Chapter 38
My phone buzzed on my bedside table, one text after another. I barely glanced at them, but they were all of the same ilk.
I know what you did
How long will your secret stay secret?
What happened to the body, Cat?
Poor Darya
I flipped it over so I couldn't see the screen and dragged my hands down my face. Someone knew what I did, and it didn't take a genius to figure out who. Nightmare's cult. Her followers. It was probably Alastor Carmichael texting me, pushing me to breaking point.
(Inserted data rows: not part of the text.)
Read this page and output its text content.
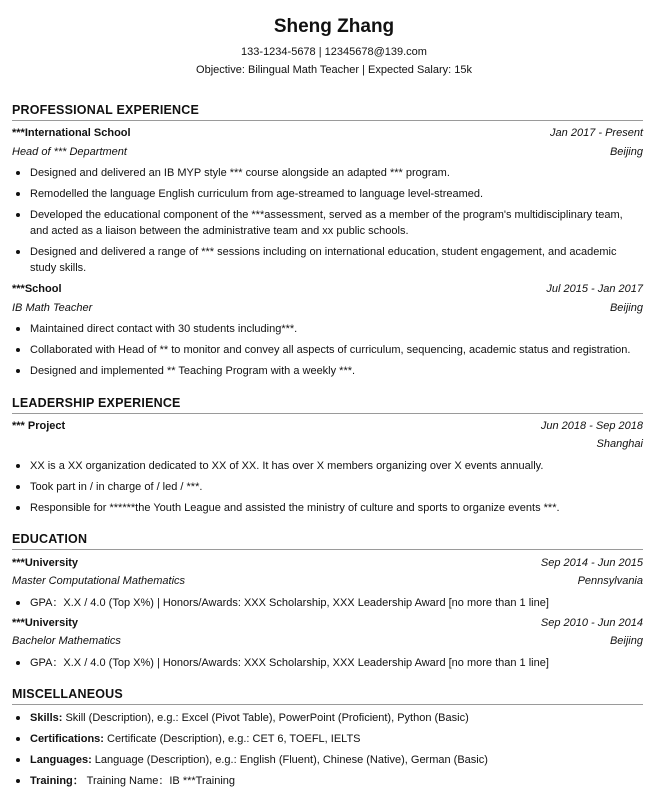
Sheng Zhang
133-1234-5678 | 12345678@139.com
Objective: Bilingual Math Teacher | Expected Salary: 15k
PROFESSIONAL EXPERIENCE
***International School	Jan 2017 - Present
Head of *** Department	Beijing
Designed and delivered an IB MYP style *** course alongside an adapted *** program.
Remodelled the language English curriculum from age-streamed to language level-streamed.
Developed the educational component of the ***assessment, served as a member of the program's multidisciplinary team, and acted as a liaison between the administrative team and xx public schools.
Designed and delivered a range of *** sessions including on international education, student engagement, and academic study skills.
***School	Jul 2015 - Jan 2017
IB Math Teacher	Beijing
Maintained direct contact with 30 students including***.
Collaborated with Head of ** to monitor and convey all aspects of curriculum, sequencing, academic status and registration.
Designed and implemented ** Teaching Program with a weekly ***.
LEADERSHIP EXPERIENCE
*** Project	Jun 2018 - Sep 2018
Shanghai
XX is a XX organization dedicated to XX of XX. It has over X members organizing over X events annually.
Took part in / in charge of / led / ***.
Responsible for ******the Youth League and assisted the ministry of culture and sports to organize events ***.
EDUCATION
***University	Sep 2014 - Jun 2015
Master Computational Mathematics	Pennsylvania
GPA：X.X / 4.0 (Top X%) | Honors/Awards: XXX Scholarship, XXX Leadership Award [no more than 1 line]
***University	Sep 2010 - Jun 2014
Bachelor Mathematics	Beijing
GPA：X.X / 4.0 (Top X%) | Honors/Awards: XXX Scholarship, XXX Leadership Award [no more than 1 line]
MISCELLANEOUS
Skills: Skill (Description), e.g.: Excel (Pivot Table), PowerPoint (Proficient), Python (Basic)
Certifications: Certificate (Description), e.g.: CET 6, TOEFL, IELTS
Languages: Language (Description), e.g.: English (Fluent), Chinese (Native), German (Basic)
Training： Training Name：IB ***Training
That was the one good thing about hiding in my room for a week—I hadn't seen his vicious face in days. I'd ventured out today to use the shower, but only because Tor was with me and my death god promised to kill anyone who so much as looked at me.
I was alone for a few hours now. Death would come soon, and spend the night with me. Maybe Misery would come too, and they'd use their magic to make the bed big enough for three. I wished someone were here to take my phone away, to hide the awful texts from me or—in the case of Tor—reply with threats so viciously detailed and bloody that he never got a message back.
I'd blocked every number the texts had come from, but they always returned. Every time my phone buzzed, I saw Darya's empty eyes, and a spiral of thorns cut deeper into my chest. But it wasn't just fear and grief now—I was angry. Not only had Nightmare forced me to murder my friend in cold blood, she'd made her followers harass me, as if the whole thing had been my choice.
I didn't deserve this. The pain, the anguish, the guilt? I deserved those. But I didn't deserve to be hounded by a cult for it.
I laid there for an hour, my mind racing fast but my breathing faster, this time with anger instead of panic. She did this. She killed Darya, and now she was torturing me over it.
"Fuck you," I whispered into my silent room, and then snapped louder, "Fuck you!"
Two days later, I was just as angry, and I found the anger gave me enough strength to get me dressed, clean, and out of my room. I stalked to the staircase and up to the third floor, rapping on Erika's door before I lost my nerve. All week, I'd gone over and over Dean Fairchild's words, holding them like a life raft while guilt and grief tried to drown me. He'd never realise just how much his kindness had saved me when I was at my lowest.
When there was no answer from within, I knocked again, and jumped when the door swung open, not fully closed.
"Erika?" I asked tentatively, peering into the room.
Her bedroom had a lot more personality than mine, probably because she'd been here for two years to my six weeks. Her books were on a neat shelf above her desk, a poster of a punk band beside it, and her room was decorated in shades of pink and grey. Erika sat in a swivel chair at her desk, her back to me.
"Hey, it's Cat. Do you remember me from orientation? Dean Fairchild told me to come speak to you about changing to online classes."
I took a step inside when she didn't reply, figuring she had earphones in. "I'm sorry to disturb you," I said, tapping her shoulder and startling when the chair spun.
"Oh god," I cried, jumping back when I saw the slack scream on her tanned face, and the gaping cut across her throat. Blood soaked into her baby pink shirt, a fatal amount.
She was dead.
Someone had killed Erika.
My hands shook as I lifted them to cover my mouth, my legs shaky when I stumbled back. Someone had killed Erika.
I was back in the corridor before I'd realised it, tripping down the stairs to my room—and stopping dead in the middle of the hallway when I realised a black-cloaked figure crouched in front of my door, feeding something under it.
I saw red.
"Hey!" I yelled, all my stress, my grief, my rage bubbling out as I launched down the corridor. My head filled with buzzing and violence, adrenaline burning off my shakiness until I was ready to fight.
The robed figure jumped to their feet, clearly not expecting to be interrupted, and after a frozen hesitation they lurched towards me. I was ready for a fight, ready to beat the shit out of these people who thought they could torment me even if I wasn't quite sure how to beat the shit out of someone. I widened my stance, lifted my fists.
But the robed figure shoved me aside instead of attacking me, and I lost my balance. I slammed into the wall hard as they fled down the stairs, a sharp ache exploding through my shoulder, shooting across my ribs, until I had to grit my teeth against a whimper. But I sucked in a pained breath and raced after the robed bastard.